Wednesday, April 13, 2011

Flip flop.

"The New York Times" reported today that in just four years the Flip camcorder has gone from 'hot' to 'not.' Cisco Systems, who bought Flip for $590 million just two years ago has shut down its video camera division. The Flip, which was wondrous and transformational when it burst onto the scene, was buried by smart phones (how smart are they, really, when you can't even have a decent call on one) with video capabilities.

The obsolescence of Flip provides, I think, three lessons.

One, Cisco Systems, which is a b-to-b provider had no real business buying a consumer brand. They succumbed to Apple-envy.
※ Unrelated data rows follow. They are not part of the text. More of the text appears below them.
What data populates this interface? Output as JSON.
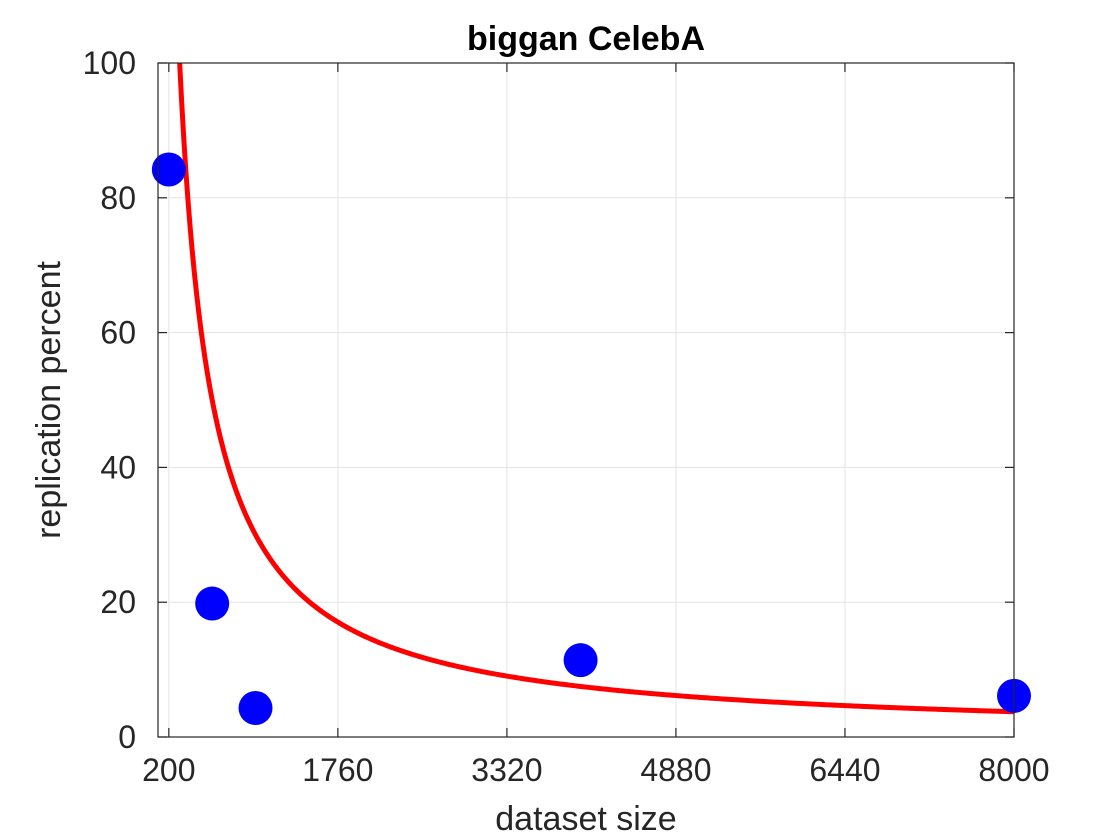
{
  "chart_data": {
    "type": "scatter",
    "title": "biggan CelebA",
    "xlabel": "dataset size",
    "ylabel": "replication percent",
    "xlim": [
      100,
      8000
    ],
    "ylim": [
      0,
      100
    ],
    "xticks": [
      200,
      1760,
      3320,
      4880,
      6440,
      8000
    ],
    "yticks": [
      0,
      20,
      40,
      60,
      80,
      100
    ],
    "grid": true,
    "series": [
      {
        "kind": "points",
        "color": "#0000ff",
        "points": [
          {
            "x": 200,
            "y": 84.2
          },
          {
            "x": 600,
            "y": 19.8
          },
          {
            "x": 1000,
            "y": 4.3
          },
          {
            "x": 4000,
            "y": 11.4
          },
          {
            "x": 8000,
            "y": 6.1
          }
        ]
      },
      {
        "kind": "fit-curve",
        "color": "#ff0000",
        "model": "y = a / x",
        "a": 30000,
        "x_range": [
          100,
          8000
        ]
      }
    ]
  }
}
Thought they could be cool, hip and on everyone's lips. Cool is not the answer to everything. Cisco's market cap hovers around $100 billion. They've earned their heft by being good, reliable, innovative and boring. Some times that's enough.

Two, Flip was one of those products that was going to change everything. Kodak, Sony and other manufacturers jumped on the bandwagon and came out with their own "me-too" flip-alikes. Very few products, services, songs, celebrities, words, politicians change everything. Everything doesn't very much like to change.

Three, when Flip went "big time," they did insipid advertising that showed happy people made even happier because they "flipped." Each blandishment ended with the question "do you Flip?" Dumb, gratuitous and without any ownable benefit. I'm not saying advertising would have kept Flip in business, we'll never know if it would have, but I contend good advertising would have helped.